Not His First Complaint
Green filed a sexual harassment complaint in 2009 that was settled in 2011. In April 2012, while he was out on leave for stress-related illness, he filed a retaliation charge with the EEOC, alleging that several retaliatory actions were taken against him because of his earlier complaint. After he returned to work, the only female officer on his squad complained to him that another sergeant had grabbed her between the legs while she was off duty. Green assisted her in filing a formal complaint with the city.
A few months later, Green’s supervising lieutenant allegedly told him that “we need to get rid” of the female officer because she made the complaint. Green responded by saying, “Boss, you can’t say that—it’s retaliation.” Green said the lieutenant then suggested pretextual (untrue) reasons that would support the female officer’s firing.

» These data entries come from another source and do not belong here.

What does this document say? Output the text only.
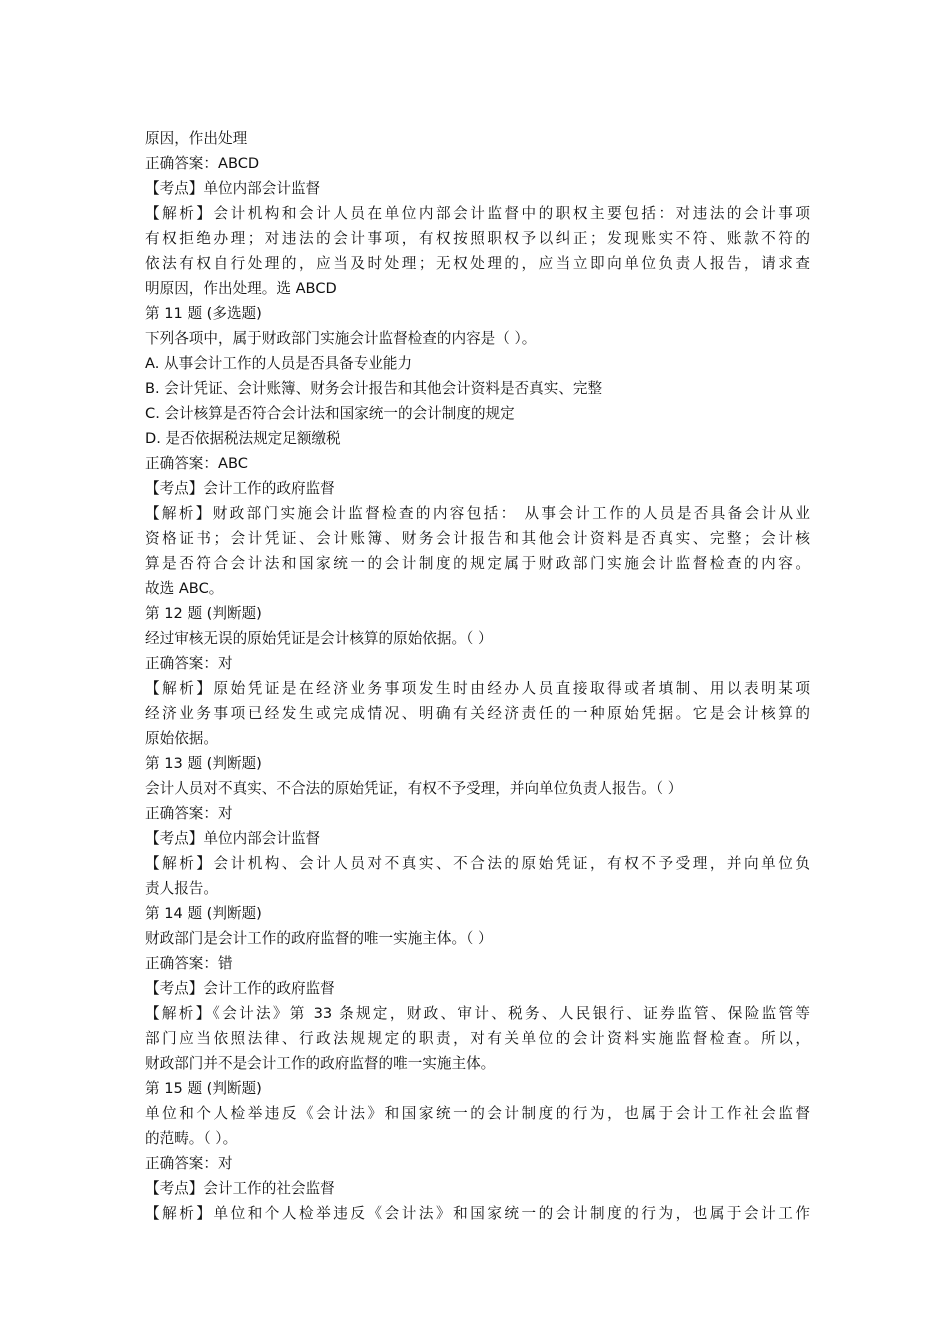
原因，作出处理
正确答案：ABCD
【考点】单位内部会计监督
【解析】会计机构和会计人员在单位内部会计监督中的职权主要包括：对违法的会计事项
有权拒绝办理；对违法的会计事项，有权按照职权予以纠正；发现账实不符、账款不符的
依法有权自行处理的，应当及时处理；无权处理的，应当立即向单位负责人报告，请求查
明原因，作出处理。选 ABCD
第 11 题 (多选题)
下列各项中，属于财政部门实施会计监督检查的内容是（ ）。
A. 从事会计工作的人员是否具备专业能力
B. 会计凭证、会计账簿、财务会计报告和其他会计资料是否真实、完整
C. 会计核算是否符合会计法和国家统一的会计制度的规定
D. 是否依据税法规定足额缴税
正确答案：ABC
【考点】会计工作的政府监督
【解析】财政部门实施会计监督检查的内容包括： 从事会计工作的人员是否具备会计从业
资格证书；会计凭证、会计账簿、财务会计报告和其他会计资料是否真实、完整；会计核
算是否符合会计法和国家统一的会计制度的规定属于财政部门实施会计监督检查的内容。
故选 ABC。
第 12 题 (判断题)
经过审核无误的原始凭证是会计核算的原始依据。（ ）
正确答案：对
【解析】原始凭证是在经济业务事项发生时由经办人员直接取得或者填制、用以表明某项
经济业务事项已经发生或完成情况、明确有关经济责任的一种原始凭据。它是会计核算的
原始依据。
第 13 题 (判断题)
会计人员对不真实、不合法的原始凭证，有权不予受理，并向单位负责人报告。（ ）
正确答案：对
【考点】单位内部会计监督
【解析】会计机构、会计人员对不真实、不合法的原始凭证，有权不予受理，并向单位负
责人报告。
第 14 题 (判断题)
财政部门是会计工作的政府监督的唯一实施主体。（ ）
正确答案：错
【考点】会计工作的政府监督
【解析】《会计法》第 33 条规定，财政、审计、税务、人民银行、证券监管、保险监管等
部门应当依照法律、行政法规规定的职责，对有关单位的会计资料实施监督检查。所以，
财政部门并不是会计工作的政府监督的唯一实施主体。
第 15 题 (判断题)
单位和个人检举违反《会计法》和国家统一的会计制度的行为，也属于会计工作社会监督
的范畴。（ ）。
正确答案：对
【考点】会计工作的社会监督
【解析】单位和个人检举违反《会计法》和国家统一的会计制度的行为，也属于会计工作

A few weeks later, two colleagues accused the female officer of posting inappropriate messages on their Facebook pages. Green investigated and determined their complaints were unfounded. However, his lieutenant allegedly ordered him to discipline the female officer anyway. Green refused and reported the lieutenant to their supervisor.
The lieutenant made his own report against Green, asserting that his erratic, emotional behavior during their meeting about his investigation of the Facebook messages caused the lieutenant to fear for his safety and the safety of other employees. The city immediately put Green on administrative leave and ordered him to undergo a fitness-for-duty (FFD) evaluation. The next day, the lieutenant issued him a poor performance review.
The EEOC found cause to believe retaliation had occurred. The EEOC determination was one of only six exhibits Green used at trial. The city tried hard to defuse the sting of the EEOC’s finding of retaliation throughout the litigation. Ultimately, however, the agency’s determination was a powerful piece of evidence in Green’s favor. EEOC determinations generally are admissible at trial in Arizona and other states within the U.S. 9th Circuit Court of Appeals. That’s why employers must carefully and vigorously defend themselves during EEOC investigations.
Adverse action sweeps broadly. Green wasn’t fired. He wasn’t demoted. His pay wasn’t cut. One of the city’s primary lines of defense was that nothing bad happened to him after he complained. However, the legal standard counts as retaliation anything “reasonably likely to deter” employees from making or assisting others in making discrimination complaints. Thus, Green was able to point the jury to his being put on administrative leave, getting a poor performance review, and being required to undergo FFD evaluations as adverse actions.
Juries understand retaliation. There’s nothing arcane or sophisticated about revenge. Juries understand the human aspect of getting back at someone. That’s what makes retaliation claims so risky for employers. Training supervisors to curb their human instinct to retaliate is one of the most important things you can do to avoid being on the wrong end of a seven-figure jury verdict.
Green’s case is not over—the city has filed motions to set aside the verdict. Regardless of the ultimate outcome, the case highlights important lessons for all employers.